2. 坚贞自守的内在气质。贞节观念,自古即有。唐代宋若华所著《女论语》中有云:“古来贤妇,九烈三贞,名标青史,传到而今。后生宜学,亦匪难行。第一守节,第二清贞。”[4]
指出贞烈的情操与行为,能使妇女的贤明流传青史,这成为以后中国古代妇女生活中重要的礼法规范。沦落娼家的妓女也用家庭体制内良家妇女“三从四德”“饿死事极小,失节事极大”的思想来规束自己,她们本应终日迎来送往即可,但若遇到条件较好的客人,也想要依附于他,便可终身衣食无虞。《六十种曲》中的妓女除表现出对风尘生活的反感与良家生活的强烈追求外,还表现出与书生定情后身体和精神上的坚贞不屈。
剧本中的妓女一出场就表现出渴望早日赎身,得到一个“名分”,过普通女人正常生活的诉求。如《绣襦记》中的李亚仙一登场,便表达了自己最渴望完成的夙愿:“自惭陋质,而获宠名公。身虽堕于风尘,而心每悬于霄汉,未知何日得遂从良之愿。
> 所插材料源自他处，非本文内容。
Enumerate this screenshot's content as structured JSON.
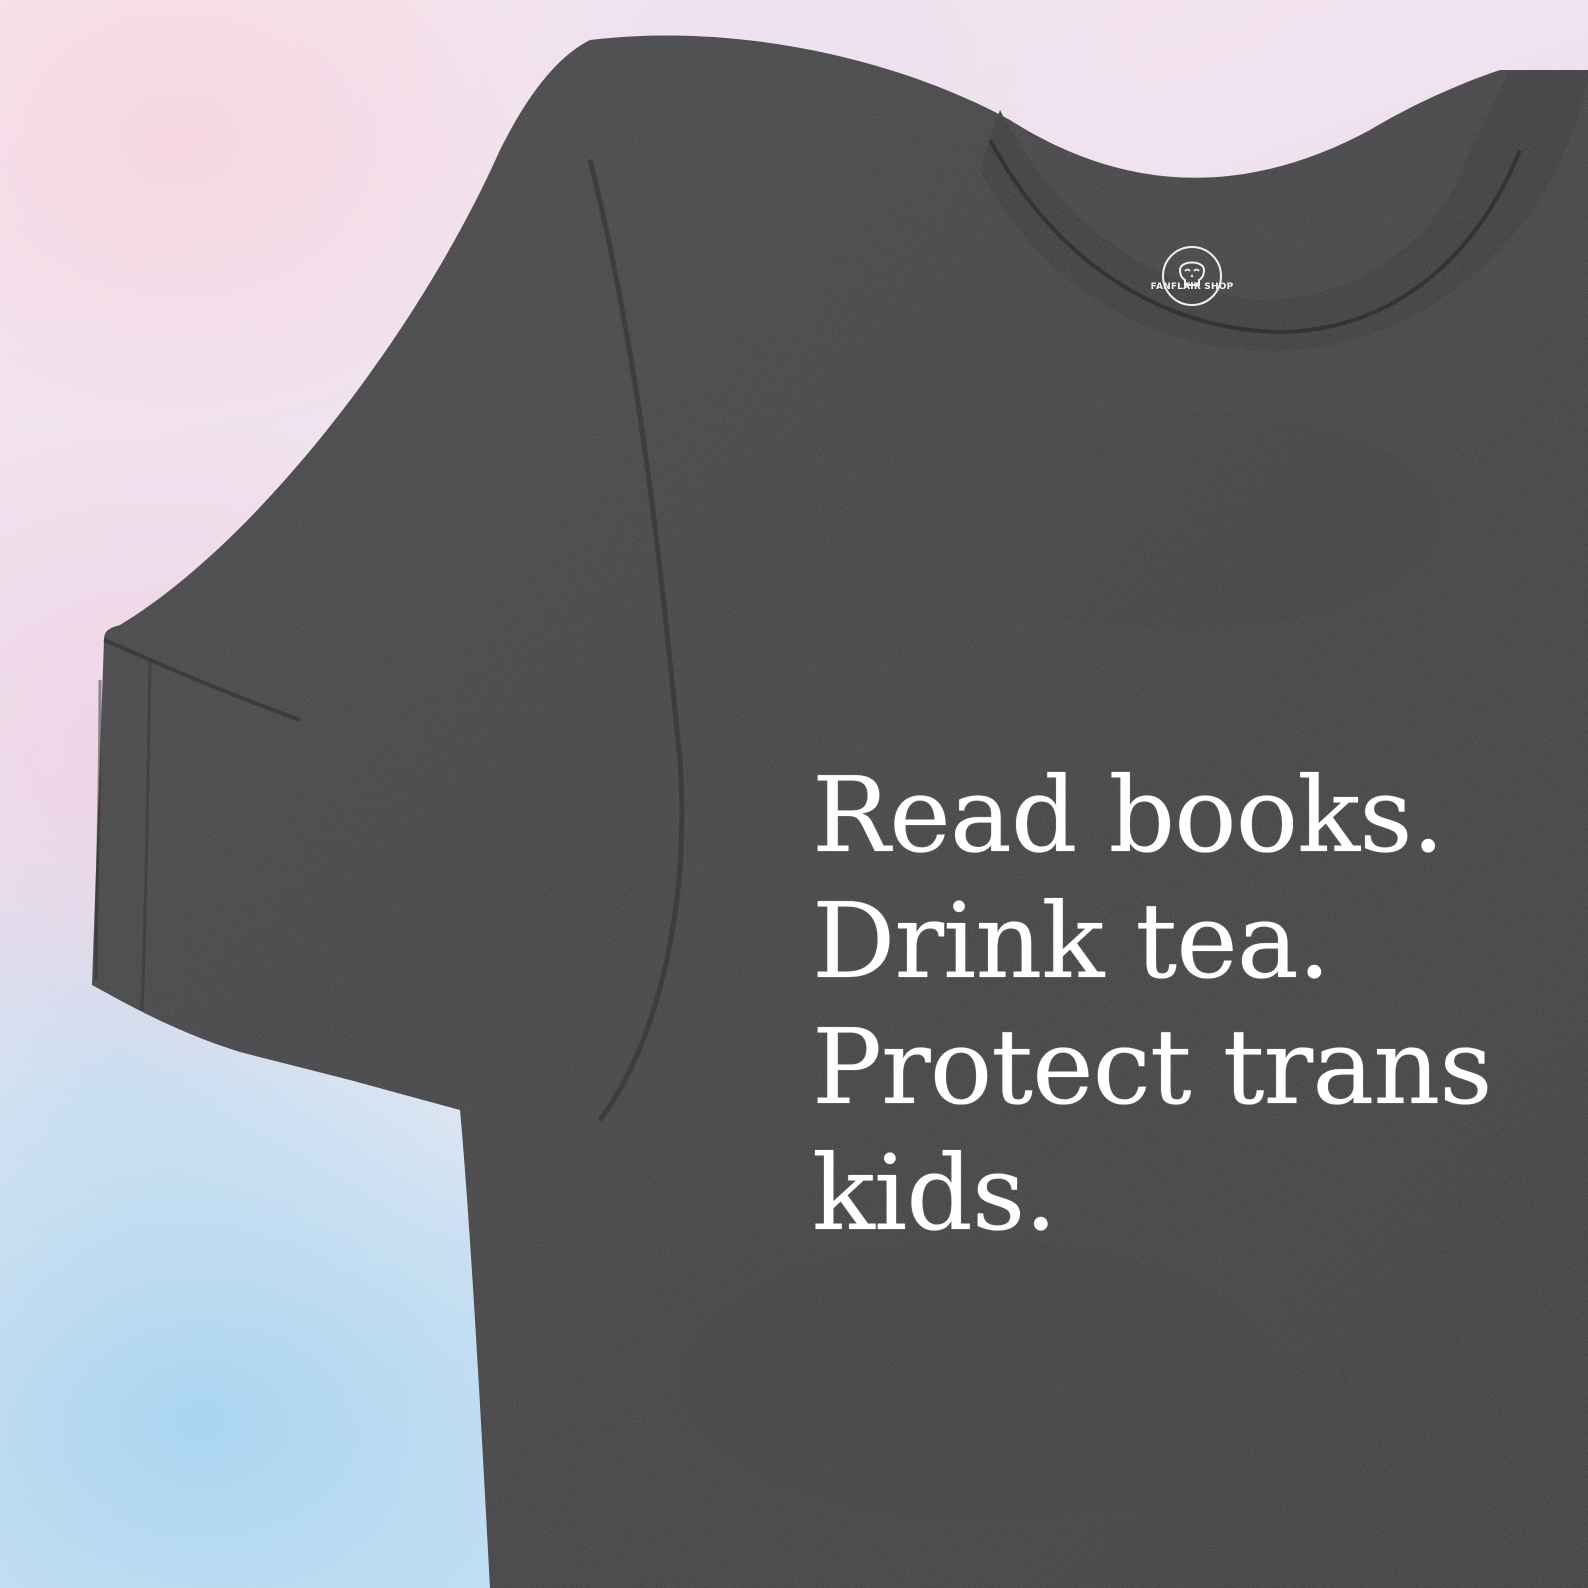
{
  "scene": {
    "background_colors": [
      "#f6e4ec",
      "#e2e6f2",
      "#b6daf2"
    ],
    "shirt_color": "#3b3b3d",
    "text_color": "#ffffff"
  },
  "label": {
    "brand": "FANFLAIR SHOP",
    "logo_icon": "skull-icon"
  },
  "slogan": {
    "line1": "Read books.",
    "line2": "Drink tea.",
    "line3": "Protect trans",
    "line4": "kids."
  }
}
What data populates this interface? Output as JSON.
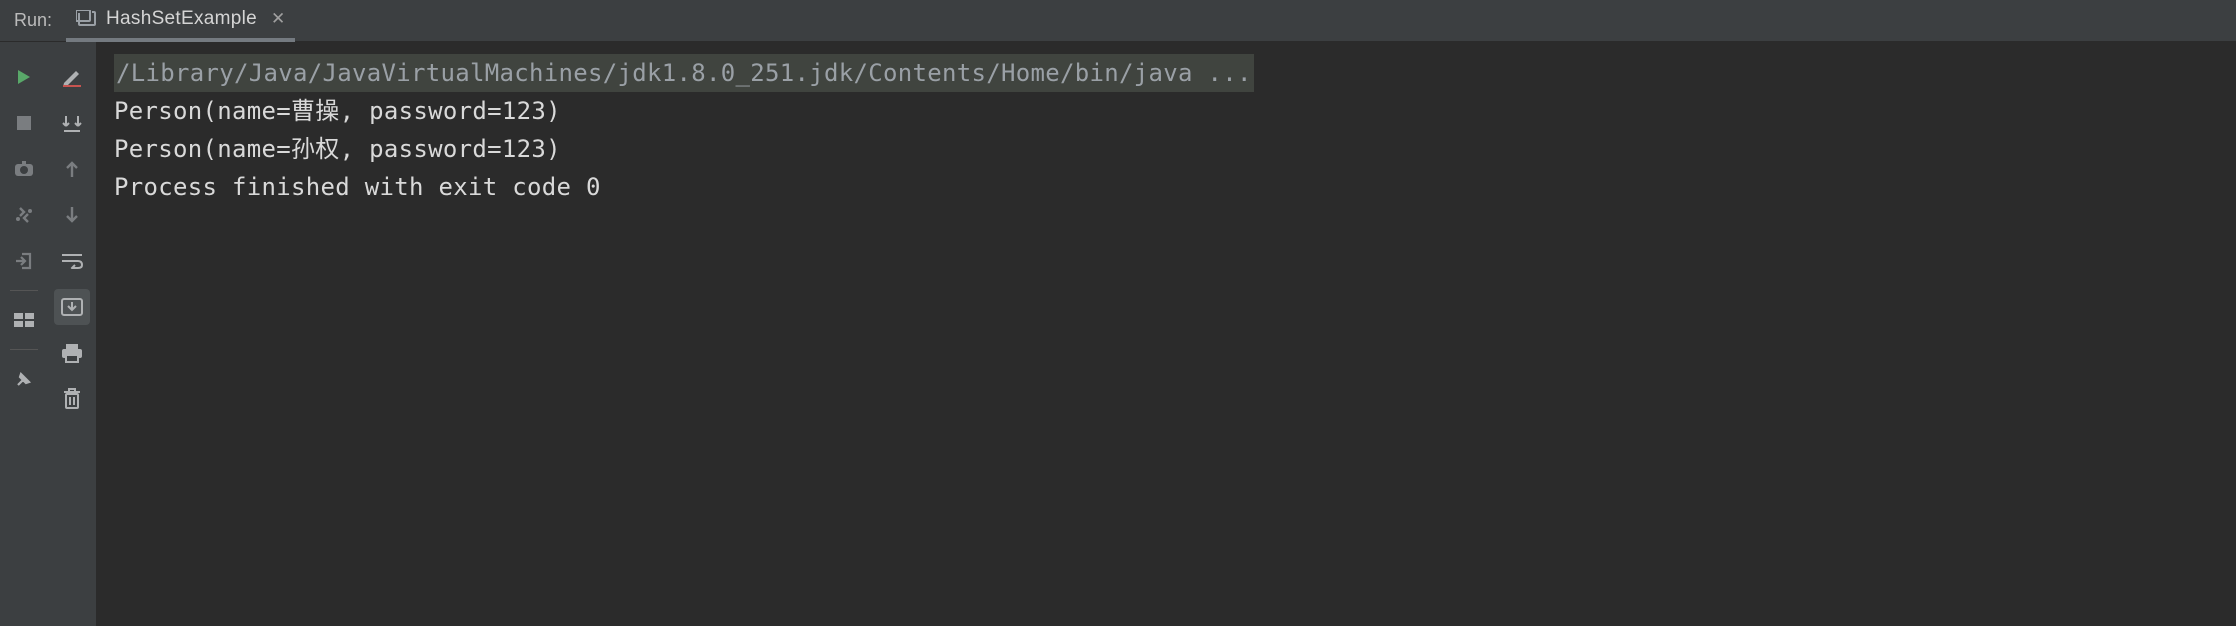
{
  "header": {
    "run_label": "Run:",
    "tab": {
      "label": "HashSetExample"
    }
  },
  "console": {
    "command": "/Library/Java/JavaVirtualMachines/jdk1.8.0_251.jdk/Contents/Home/bin/java ...",
    "lines": [
      "Person(name=曹操, password=123)",
      "Person(name=孙权, password=123)",
      "",
      "Process finished with exit code 0"
    ]
  }
}
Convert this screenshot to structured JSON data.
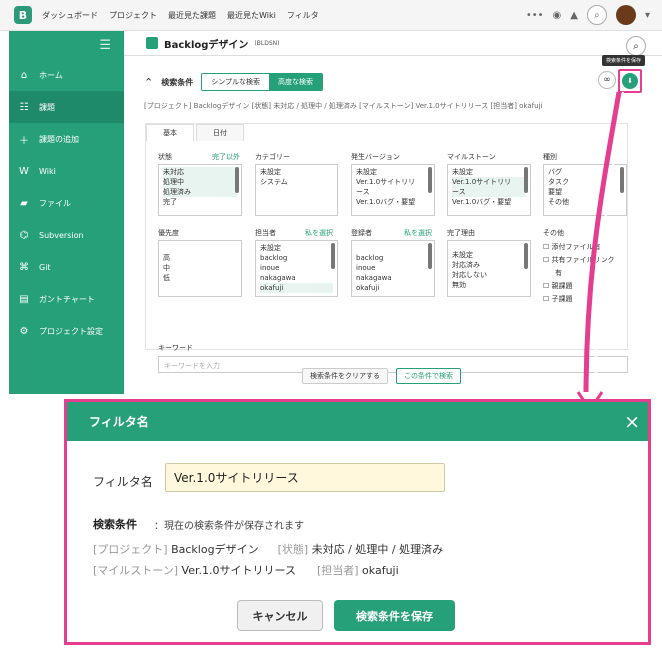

”李亚仙认为“从了良,了我一生之事”,进入家庭制度之内“大小自有名分,我尽做小的道理,就是了当”.
妓女想要从良,尤其是想要嫁给自己理想的伴侣书生,无疑要经受金钱的诱惑、权贵的威逼以及来自书生家庭内部的压力等严峻考验。《六十种曲》中的妓女形象在通向从良这条路上都表现出刚烈不屈、坚贞自守的特点。这不仅源于男女之间和谐的情意,更出于对伦理、名分的考虑,为了能够使自己重新获得社会的承认,回到“君臣、父子、夫妇”的伦理序列中去,她们必须做出极大的努力,以绝对的贞节来信守对恋爱对象的承诺。
3. 敢爱敢恨的个性特点。妓女的身份固然为社会所鄙弃,但相较于整日囿于闺阁中的闺秀而言,她们拥有与男性自由交往的权利。“曲中女郎,多亲生之,故母怜惜倍至。遇有佳客,任其留连,不计钱钞。其伧父大贾,拒绝弗与通,亦不怒也”[5].她们以相对自由的身份与彼此相悦的客人交往。在《六十种曲》中,女主角一旦遇到满腹才华、风俗倜傥的理想伴侣,就会显现出超越一般闺秀女子的豪情。她们敢爱敢恨,并勇于将内心的爱情追求付诸行动,为了所爱之人拒不接客,暗夜私访,甚至以死守志。这些举动,皆是一般受到礼教束缚的深闺名媛所不能,也不敢为的。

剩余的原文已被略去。